Posted during the 3GPP RAN Meeting on Dec 4-7, 2012 in Barcelona, Spain.
Customer Requirements for LTE Advanced Carrier Aggregation for Band 5 and Band 17. This appears to be supporting AT&T's need to aggregate carriers between their 700MHz (Band 17) and the Cellular band (Band 5). No mention of including the redefined WCS band. Could this be a sign that AT&T's growth plan for LTE will be to grow into the cellular spectrum first, and then to the WCS spectrum?
There were several interesting details that came out of the Deutsche Telekom Capital Markets Day 2012. The primary announcement concerned T-Mobile USA being blessed with the ability to sell the iPhone. T-Mobile's new CEO, John Legere indicated that it will have a dramatically different experience than the other iPhone on the market. In addition T-Mobile will sell it unsubsidized, although they will offer financing plans. This should continue to drive T-Mobile's Cost Per Gross Add (CPGA) down, although they didn't disclose if this only affects their iPhone retail business or potentially all of their retail. This is a dramatic step which eliminate the primary issue that I have had with the subsidy pricing model. I have a problem with paying the same monthly rate for my smartphone if I am out of contract as the guy that who just got a new device. With T-Mobile's plan the true cost of upgrading will be carried by the customer, with the expectation of lower monthly rates.
Above is a restatement of the testing data from PC Magazine which T-Mobile released. It is interesting to note how far their speeds have fallen from their early announcements in late 2010 concerning the HSPA+ network. It is also worth noting that they compared AT&T's LTE network. You can again see the loading effect on the network. AT&T's Chicago network was launched September 2011 so it has been loading for over a year reflecting the slower speeds. AT&T's complete New York and San Francisco networks are much newer, launching September 2012, thus carrying less traffic. I am curious why T-Mobile did not chose to compare themselves to AT&T's 4G (HSPA+) network.
From a LTE network build perspective, this was the first time I have heard clearly that T-Mobile is deploying tower top electronics. It is interesting that they state that they are the first carrier in North America to broadly deploy radio-integrated antennas. Clearwire was the first carrier to deploy tower top base stations, followed by Sprint with their Network Vision project. T-Mobile is playing up the fact that their radios are some how integrated into the antenna. Not really an earth shattering announcement. From a technology perspective, deploying the tower top base stations will fill in coverage holes and improve data speeds so it is a good move. In addition, these base stations will be Release 10 capable, meaning a software update will move these radio from the LTE features to the LTE Advance features.

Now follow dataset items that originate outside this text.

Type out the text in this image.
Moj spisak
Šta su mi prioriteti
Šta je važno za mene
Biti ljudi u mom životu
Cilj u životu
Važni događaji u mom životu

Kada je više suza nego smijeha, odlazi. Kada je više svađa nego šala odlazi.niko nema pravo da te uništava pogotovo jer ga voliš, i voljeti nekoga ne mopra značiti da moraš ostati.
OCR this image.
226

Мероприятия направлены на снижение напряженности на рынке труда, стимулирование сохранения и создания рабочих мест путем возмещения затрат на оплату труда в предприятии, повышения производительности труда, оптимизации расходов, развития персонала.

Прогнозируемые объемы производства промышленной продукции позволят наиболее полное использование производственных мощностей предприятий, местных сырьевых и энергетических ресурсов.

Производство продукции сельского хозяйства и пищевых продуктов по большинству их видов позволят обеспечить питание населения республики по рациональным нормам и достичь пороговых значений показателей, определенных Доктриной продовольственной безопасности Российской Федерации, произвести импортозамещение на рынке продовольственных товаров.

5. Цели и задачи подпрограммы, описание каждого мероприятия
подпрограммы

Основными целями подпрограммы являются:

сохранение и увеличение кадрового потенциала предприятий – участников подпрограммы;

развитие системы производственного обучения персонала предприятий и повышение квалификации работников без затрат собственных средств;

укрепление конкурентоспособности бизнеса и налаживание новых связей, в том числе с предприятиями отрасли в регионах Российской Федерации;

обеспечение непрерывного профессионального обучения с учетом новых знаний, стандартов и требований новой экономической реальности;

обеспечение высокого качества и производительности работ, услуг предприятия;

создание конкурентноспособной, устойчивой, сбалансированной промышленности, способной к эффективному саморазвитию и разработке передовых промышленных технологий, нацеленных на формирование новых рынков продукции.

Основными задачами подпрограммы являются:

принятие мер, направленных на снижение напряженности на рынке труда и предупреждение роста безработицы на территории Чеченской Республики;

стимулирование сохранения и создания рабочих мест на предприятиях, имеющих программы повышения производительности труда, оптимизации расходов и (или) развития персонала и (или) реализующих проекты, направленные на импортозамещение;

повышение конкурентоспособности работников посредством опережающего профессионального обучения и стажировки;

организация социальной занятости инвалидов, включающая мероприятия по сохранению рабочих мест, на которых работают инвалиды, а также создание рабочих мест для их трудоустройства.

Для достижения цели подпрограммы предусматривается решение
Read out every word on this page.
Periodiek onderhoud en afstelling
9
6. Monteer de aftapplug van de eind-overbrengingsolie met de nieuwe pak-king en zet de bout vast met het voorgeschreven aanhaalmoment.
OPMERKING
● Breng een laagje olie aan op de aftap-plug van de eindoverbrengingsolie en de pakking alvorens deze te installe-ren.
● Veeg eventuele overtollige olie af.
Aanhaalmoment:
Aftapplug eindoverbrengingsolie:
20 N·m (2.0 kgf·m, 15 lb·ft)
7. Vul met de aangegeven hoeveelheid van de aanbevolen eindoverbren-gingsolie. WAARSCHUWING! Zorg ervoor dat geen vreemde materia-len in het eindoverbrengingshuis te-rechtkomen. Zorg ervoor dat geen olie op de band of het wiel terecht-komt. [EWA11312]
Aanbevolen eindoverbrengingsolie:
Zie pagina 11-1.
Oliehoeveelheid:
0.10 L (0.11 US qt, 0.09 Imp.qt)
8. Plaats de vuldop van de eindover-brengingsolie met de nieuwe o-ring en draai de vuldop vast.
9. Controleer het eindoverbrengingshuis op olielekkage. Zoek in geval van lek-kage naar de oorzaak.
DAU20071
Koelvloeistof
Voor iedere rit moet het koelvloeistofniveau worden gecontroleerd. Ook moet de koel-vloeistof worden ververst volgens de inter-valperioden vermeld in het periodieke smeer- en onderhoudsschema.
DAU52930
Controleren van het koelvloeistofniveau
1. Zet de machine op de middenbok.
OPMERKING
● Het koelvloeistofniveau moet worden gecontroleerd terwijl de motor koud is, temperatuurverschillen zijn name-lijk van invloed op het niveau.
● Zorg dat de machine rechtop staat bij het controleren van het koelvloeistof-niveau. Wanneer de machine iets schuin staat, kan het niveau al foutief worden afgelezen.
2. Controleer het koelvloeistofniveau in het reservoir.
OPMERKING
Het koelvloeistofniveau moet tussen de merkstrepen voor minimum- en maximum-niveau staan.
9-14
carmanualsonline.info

- Current 4G Network covers 225 million POPs
- Release 10 Equipment being deployed to 37,000 cell sites
- T-Mobile and MetroPCS: Migration not Integration
- With MetroPCS Spectrum Position across Top 25 service areas is improved by 21%
- Planning to shutdown 10,000 macro sites from MetroPCS
- Retain and integrate 1,000 MetroPCS sites
- Operating MetroPCS Markets
- San Francisco
- New York
- Florida (except panhandle)
- MetroPCS brand will increase coverage from 105MPOPs to more than 280MPOPs.